Overview of Related Projects
DeMCP: Decentralized MCP network, providing self-developed open-source MCP services for AI Agents, supporting one-stop access for mainstream large language models.
DARK: The trusted execution environment MCP network built on Solana is developing its first application, aimed at providing efficient tool integration capabilities for AI Agents.
Cookie.fun: A platform focused on AI Agents within the Web3 ecosystem, providing comprehensive AI Agent indexes and analytical tools. The latest version has launched a dedicated MCP server designed for developers and non-technical users.
SkyAI: A Web3 data infrastructure project built on the BNB Chain, which constructs a blockchain-native AI infrastructure by expanding MCP. Currently supports aggregated datasets from BNB Chain and Solana, and will support Ethereum mainnet and Base chain in the future.
Future Outlook
The MCP protocol demonstrates great potential in the integration of AI and blockchain, particularly in enhancing data interaction efficiency, reducing development costs, and improving security. However, most current MCP projects are still in the proof-of-concept stage, facing challenges such as long product development cycles and limited practical application.
Nevertheless, the MCP protocol is still expected to achieve widespread application in areas such as DeFi and DAOs.
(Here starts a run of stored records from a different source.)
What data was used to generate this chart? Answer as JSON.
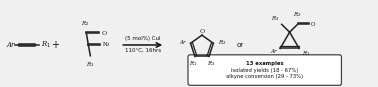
{
  "bg_color": "#f0f0f0",
  "box_color": "#ffffff",
  "box_edge_color": "#444444",
  "text_color": "#111111",
  "arrow_color": "#111111",
  "bond_color": "#222222",
  "figsize": [
    3.78,
    0.87
  ],
  "dpi": 100,
  "reaction_arrow_label1": "(5 mol%) CuI",
  "reaction_arrow_label2": "110°C, 16hrs",
  "box_lines": [
    "13 examples",
    "isolated yields (18 - 67%)",
    "alkyne conversion (29 - 73%)"
  ],
  "or_text": "or"
}
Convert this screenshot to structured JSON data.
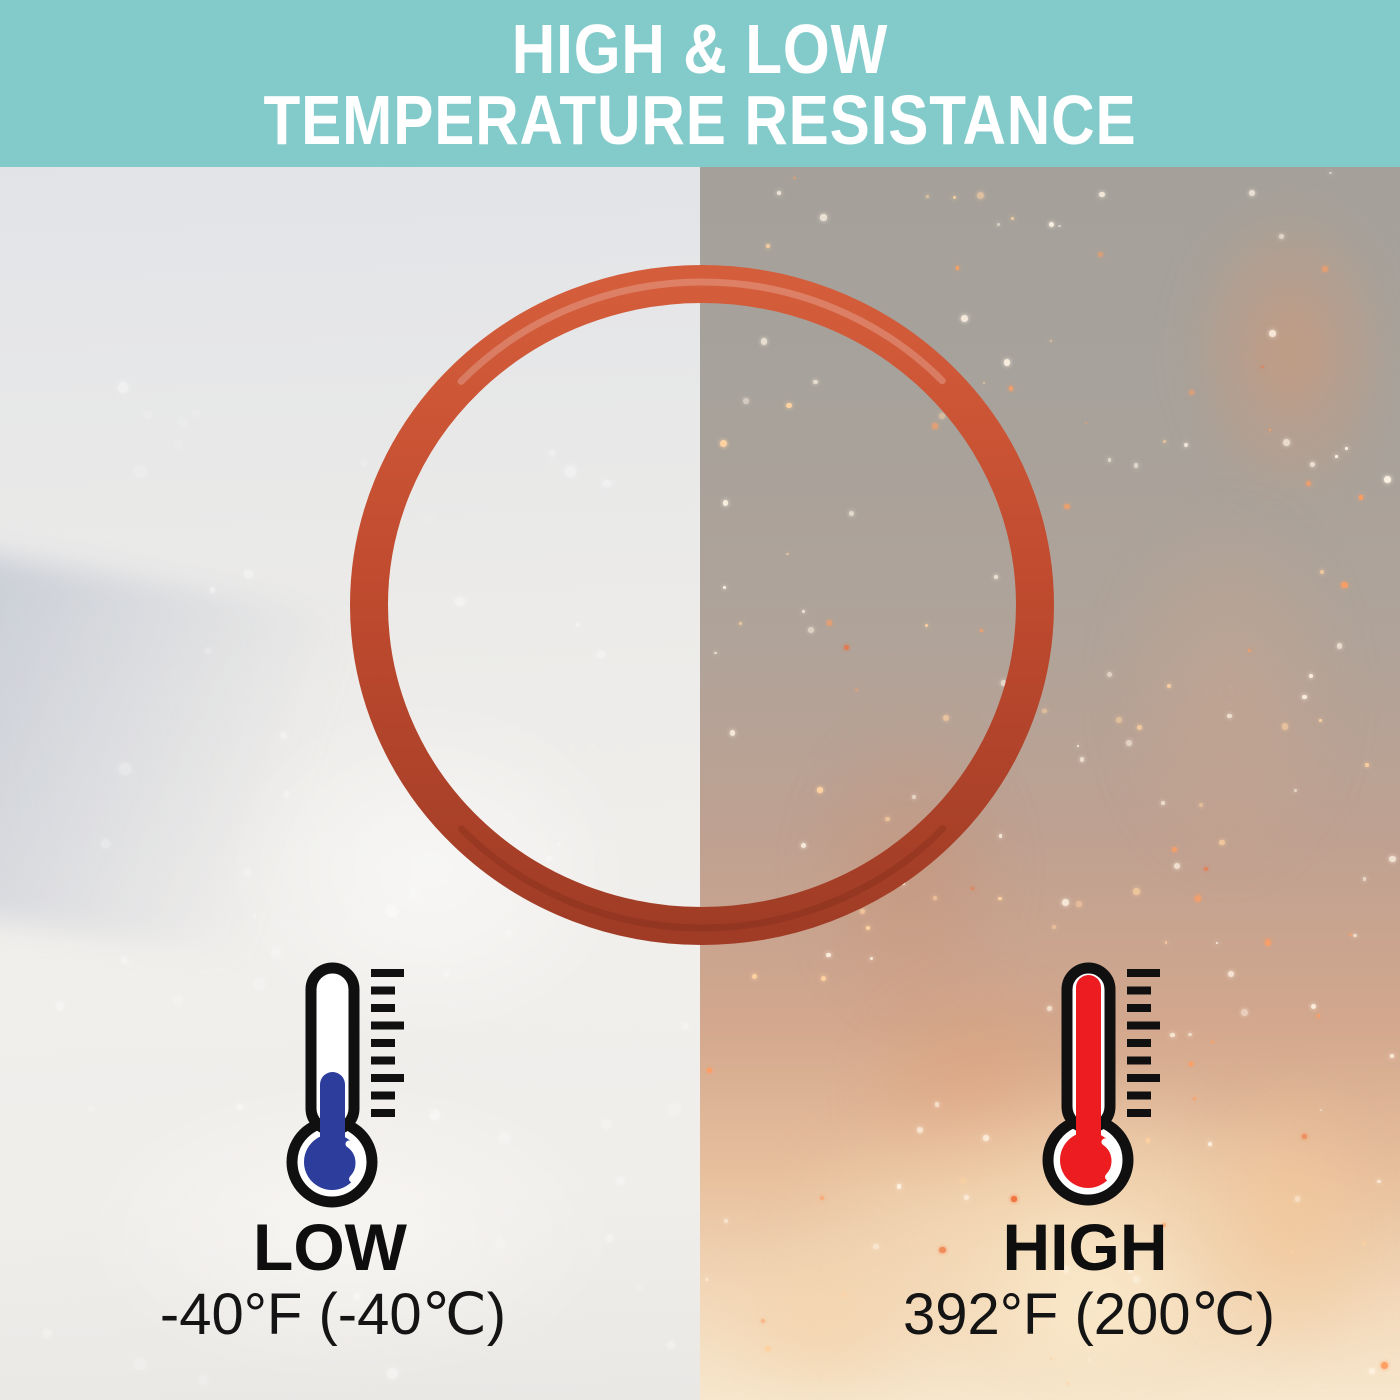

In the future, AI agents may use the MCP protocol to access on-chain data in real-time, execute automated transactions, and enhance the efficiency of market analysis. The decentralized characteristics of the MCP protocol are also expected to provide a transparent and traceable operating platform for AI models, promoting the decentralization process of AI assets.
However, to achieve this vision, challenges in various aspects such as technical integration, security, and user experience still need to be addressed. As technology continues to mature and application scenarios expand, the MCP protocol is expected to become an important engine driving the development of the next generation of AI Agents.